The CMAM activity in biological field is firstly based on a whole equipment to prepare the biological which consist of: cryotome, freeze dryer, digestion pump and microwave oven, optical microscope, and diamond saw/polishing machine for mineralized tissue (teeth, bones…). The most important tool is the internal microbeam line placed at +30° where a micrometric or sub-micrometric beam will be available to work. This line is being optimized to analyze biological tissues and to study the interaction of nanoparticles of different sizes with mesenchymal stem cells (MSCs).
In the biosensors field interesting studies are being carried out at CMAM in order to modify materials, such as silicon, by heavy ions. The materials are amorphized and patterned.
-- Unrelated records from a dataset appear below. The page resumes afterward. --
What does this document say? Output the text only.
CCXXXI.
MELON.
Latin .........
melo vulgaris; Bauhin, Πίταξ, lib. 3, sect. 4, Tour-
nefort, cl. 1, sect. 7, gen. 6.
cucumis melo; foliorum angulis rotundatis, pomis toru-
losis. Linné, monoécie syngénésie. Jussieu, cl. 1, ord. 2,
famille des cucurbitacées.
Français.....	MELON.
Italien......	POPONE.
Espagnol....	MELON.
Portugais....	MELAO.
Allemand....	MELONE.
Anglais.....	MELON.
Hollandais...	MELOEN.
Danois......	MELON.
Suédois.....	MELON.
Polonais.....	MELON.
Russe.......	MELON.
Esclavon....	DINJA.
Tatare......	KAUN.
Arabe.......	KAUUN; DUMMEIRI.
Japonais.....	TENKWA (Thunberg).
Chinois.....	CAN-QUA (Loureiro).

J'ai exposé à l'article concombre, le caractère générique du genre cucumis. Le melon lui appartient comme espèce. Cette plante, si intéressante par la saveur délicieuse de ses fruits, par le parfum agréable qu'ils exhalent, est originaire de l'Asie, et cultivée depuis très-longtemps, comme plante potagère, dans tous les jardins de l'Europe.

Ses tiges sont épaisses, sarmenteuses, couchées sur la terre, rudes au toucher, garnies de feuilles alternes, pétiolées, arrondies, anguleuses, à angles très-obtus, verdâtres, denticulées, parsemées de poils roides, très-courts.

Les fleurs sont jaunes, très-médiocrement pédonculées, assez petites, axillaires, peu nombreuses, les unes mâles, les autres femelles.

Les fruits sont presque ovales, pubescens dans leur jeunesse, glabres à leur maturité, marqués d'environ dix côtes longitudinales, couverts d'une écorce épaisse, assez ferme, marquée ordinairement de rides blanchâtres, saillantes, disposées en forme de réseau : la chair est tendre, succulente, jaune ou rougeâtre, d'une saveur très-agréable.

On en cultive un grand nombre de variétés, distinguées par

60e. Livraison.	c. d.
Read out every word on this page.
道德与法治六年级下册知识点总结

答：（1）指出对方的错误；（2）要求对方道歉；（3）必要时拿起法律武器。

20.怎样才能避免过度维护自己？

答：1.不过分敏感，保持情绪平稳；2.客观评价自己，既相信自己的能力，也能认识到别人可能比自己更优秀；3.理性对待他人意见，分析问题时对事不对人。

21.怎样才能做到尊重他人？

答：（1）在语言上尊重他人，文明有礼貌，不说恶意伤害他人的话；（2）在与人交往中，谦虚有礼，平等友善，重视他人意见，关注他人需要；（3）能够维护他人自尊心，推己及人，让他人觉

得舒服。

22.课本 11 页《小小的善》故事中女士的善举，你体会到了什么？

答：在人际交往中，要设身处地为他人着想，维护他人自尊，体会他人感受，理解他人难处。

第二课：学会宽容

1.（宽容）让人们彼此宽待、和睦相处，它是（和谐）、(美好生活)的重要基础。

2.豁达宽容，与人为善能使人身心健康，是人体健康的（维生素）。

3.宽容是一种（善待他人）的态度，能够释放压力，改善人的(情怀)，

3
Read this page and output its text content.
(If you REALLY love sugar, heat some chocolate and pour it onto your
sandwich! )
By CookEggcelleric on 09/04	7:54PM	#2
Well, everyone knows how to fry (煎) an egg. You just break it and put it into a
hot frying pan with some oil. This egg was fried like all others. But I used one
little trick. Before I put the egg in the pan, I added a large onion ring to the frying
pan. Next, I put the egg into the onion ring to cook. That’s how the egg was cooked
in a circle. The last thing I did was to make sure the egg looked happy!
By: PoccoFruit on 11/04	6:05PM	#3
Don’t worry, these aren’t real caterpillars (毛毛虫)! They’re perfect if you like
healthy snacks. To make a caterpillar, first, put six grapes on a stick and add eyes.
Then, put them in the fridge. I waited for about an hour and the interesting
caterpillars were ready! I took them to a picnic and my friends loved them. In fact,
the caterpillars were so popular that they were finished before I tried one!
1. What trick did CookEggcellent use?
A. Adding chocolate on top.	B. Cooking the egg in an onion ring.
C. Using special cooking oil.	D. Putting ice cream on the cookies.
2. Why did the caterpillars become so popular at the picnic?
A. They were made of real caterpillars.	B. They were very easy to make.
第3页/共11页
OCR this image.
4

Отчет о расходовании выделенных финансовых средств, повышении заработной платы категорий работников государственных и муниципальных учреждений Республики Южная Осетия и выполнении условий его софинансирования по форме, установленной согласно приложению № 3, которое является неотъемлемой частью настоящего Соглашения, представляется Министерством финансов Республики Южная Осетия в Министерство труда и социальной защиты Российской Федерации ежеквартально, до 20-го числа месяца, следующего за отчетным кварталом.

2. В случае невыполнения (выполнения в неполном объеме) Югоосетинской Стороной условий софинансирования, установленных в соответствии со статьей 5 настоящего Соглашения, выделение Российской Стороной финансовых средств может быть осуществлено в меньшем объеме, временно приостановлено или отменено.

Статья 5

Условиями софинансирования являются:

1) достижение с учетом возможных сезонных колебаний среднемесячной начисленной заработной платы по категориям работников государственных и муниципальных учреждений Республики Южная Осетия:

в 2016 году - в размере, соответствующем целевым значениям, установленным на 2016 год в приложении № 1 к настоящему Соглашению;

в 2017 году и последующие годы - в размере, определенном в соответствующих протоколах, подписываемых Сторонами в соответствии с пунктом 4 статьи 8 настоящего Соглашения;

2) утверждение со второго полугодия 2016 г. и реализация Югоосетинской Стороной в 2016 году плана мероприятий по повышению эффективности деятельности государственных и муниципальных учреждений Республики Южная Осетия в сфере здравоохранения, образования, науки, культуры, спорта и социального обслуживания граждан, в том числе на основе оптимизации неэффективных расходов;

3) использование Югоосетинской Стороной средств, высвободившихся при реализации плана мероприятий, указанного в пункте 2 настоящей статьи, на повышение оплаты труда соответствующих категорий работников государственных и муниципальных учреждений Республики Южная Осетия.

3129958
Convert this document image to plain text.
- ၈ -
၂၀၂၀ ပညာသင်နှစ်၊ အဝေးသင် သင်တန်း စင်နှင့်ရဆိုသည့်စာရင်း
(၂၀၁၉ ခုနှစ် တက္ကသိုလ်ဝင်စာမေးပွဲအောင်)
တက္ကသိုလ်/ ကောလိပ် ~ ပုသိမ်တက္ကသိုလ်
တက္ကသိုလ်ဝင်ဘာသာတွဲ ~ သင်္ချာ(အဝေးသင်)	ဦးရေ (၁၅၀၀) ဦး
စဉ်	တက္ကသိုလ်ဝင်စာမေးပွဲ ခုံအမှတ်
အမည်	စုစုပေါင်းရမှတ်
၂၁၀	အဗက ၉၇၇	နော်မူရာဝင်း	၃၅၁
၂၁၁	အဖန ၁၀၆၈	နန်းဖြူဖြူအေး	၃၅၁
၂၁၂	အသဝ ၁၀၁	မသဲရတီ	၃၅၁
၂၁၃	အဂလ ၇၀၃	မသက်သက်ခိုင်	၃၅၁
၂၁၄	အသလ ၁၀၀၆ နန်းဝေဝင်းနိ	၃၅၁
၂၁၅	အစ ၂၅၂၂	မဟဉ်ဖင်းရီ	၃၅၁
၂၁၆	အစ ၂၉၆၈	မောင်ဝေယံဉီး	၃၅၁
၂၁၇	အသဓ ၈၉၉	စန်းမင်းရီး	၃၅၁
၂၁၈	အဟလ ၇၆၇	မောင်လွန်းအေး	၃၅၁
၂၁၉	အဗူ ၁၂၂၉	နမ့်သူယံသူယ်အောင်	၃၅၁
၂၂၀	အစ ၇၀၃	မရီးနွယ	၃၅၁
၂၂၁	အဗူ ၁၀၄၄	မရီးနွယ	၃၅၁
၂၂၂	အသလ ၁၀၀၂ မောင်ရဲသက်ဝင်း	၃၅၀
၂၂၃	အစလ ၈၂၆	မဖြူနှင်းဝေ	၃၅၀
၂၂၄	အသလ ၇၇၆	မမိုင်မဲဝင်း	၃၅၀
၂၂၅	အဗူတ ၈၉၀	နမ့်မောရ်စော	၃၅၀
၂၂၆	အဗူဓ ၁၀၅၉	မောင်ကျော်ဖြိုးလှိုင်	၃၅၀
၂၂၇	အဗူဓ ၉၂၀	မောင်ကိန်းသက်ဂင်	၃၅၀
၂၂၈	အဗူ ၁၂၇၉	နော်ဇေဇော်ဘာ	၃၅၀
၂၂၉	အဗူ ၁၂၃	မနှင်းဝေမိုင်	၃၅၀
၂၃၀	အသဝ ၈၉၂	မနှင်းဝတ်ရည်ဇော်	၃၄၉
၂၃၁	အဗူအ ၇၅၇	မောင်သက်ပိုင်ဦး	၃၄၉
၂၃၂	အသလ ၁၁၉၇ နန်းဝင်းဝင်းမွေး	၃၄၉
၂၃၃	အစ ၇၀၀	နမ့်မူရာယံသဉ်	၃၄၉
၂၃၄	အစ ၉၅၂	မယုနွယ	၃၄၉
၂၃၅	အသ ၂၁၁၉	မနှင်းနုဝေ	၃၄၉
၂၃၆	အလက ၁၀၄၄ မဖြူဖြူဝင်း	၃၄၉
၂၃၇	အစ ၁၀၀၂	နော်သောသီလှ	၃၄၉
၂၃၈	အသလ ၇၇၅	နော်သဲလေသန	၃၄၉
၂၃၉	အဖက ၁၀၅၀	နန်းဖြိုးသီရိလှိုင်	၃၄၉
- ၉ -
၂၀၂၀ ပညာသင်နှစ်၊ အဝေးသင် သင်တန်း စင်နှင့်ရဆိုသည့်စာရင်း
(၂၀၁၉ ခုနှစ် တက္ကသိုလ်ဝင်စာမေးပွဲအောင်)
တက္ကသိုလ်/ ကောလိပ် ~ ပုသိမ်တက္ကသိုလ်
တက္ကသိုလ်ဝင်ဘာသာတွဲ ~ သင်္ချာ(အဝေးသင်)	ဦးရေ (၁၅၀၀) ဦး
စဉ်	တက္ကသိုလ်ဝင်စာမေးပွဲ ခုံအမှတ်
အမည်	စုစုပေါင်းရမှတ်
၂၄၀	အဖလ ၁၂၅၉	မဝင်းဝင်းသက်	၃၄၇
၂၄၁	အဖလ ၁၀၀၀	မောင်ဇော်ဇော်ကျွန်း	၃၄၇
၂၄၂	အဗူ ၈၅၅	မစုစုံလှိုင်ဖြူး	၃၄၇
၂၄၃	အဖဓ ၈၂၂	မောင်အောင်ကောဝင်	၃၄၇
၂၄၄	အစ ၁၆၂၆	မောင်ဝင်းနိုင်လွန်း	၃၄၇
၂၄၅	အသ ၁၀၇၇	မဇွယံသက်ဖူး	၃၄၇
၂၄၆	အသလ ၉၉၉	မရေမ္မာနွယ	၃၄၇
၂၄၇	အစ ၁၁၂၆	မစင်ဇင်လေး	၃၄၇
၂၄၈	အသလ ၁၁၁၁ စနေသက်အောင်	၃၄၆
According with the patterning, preferential cellular orientations appear.
Fig. 1. Mouse foot sole epidermis images. 1-Electronic microscopy image. 2- STIM map. 3- C map (RBS), 4- S map (PIXE), 5- P map (PIXE), 6- K map (PIXE). Stratum Corneum (SC), Stratum Lucidum (SL), Stratum Granulosum (SG), Stratum Spinosum (SS) and Dermis are identified without doubt. Image taken using a proton of 2 MeV with 1 µm spot size at CENBG (Centre d'Etudes Nucléaires de Bordeaux Gradignan).
 F. Watt, A.A. Bettiol, J.A. van Kan, M.D. Ynsa, Ren Minqin, R. Rajendran, Cui Huifang, Sheu Fwu-Shen, A.M. Jenner, Imaging of single cells and tissue using MeV ions, Nucl. Instrum. and Meth. B 267 (2009) 2113-2116.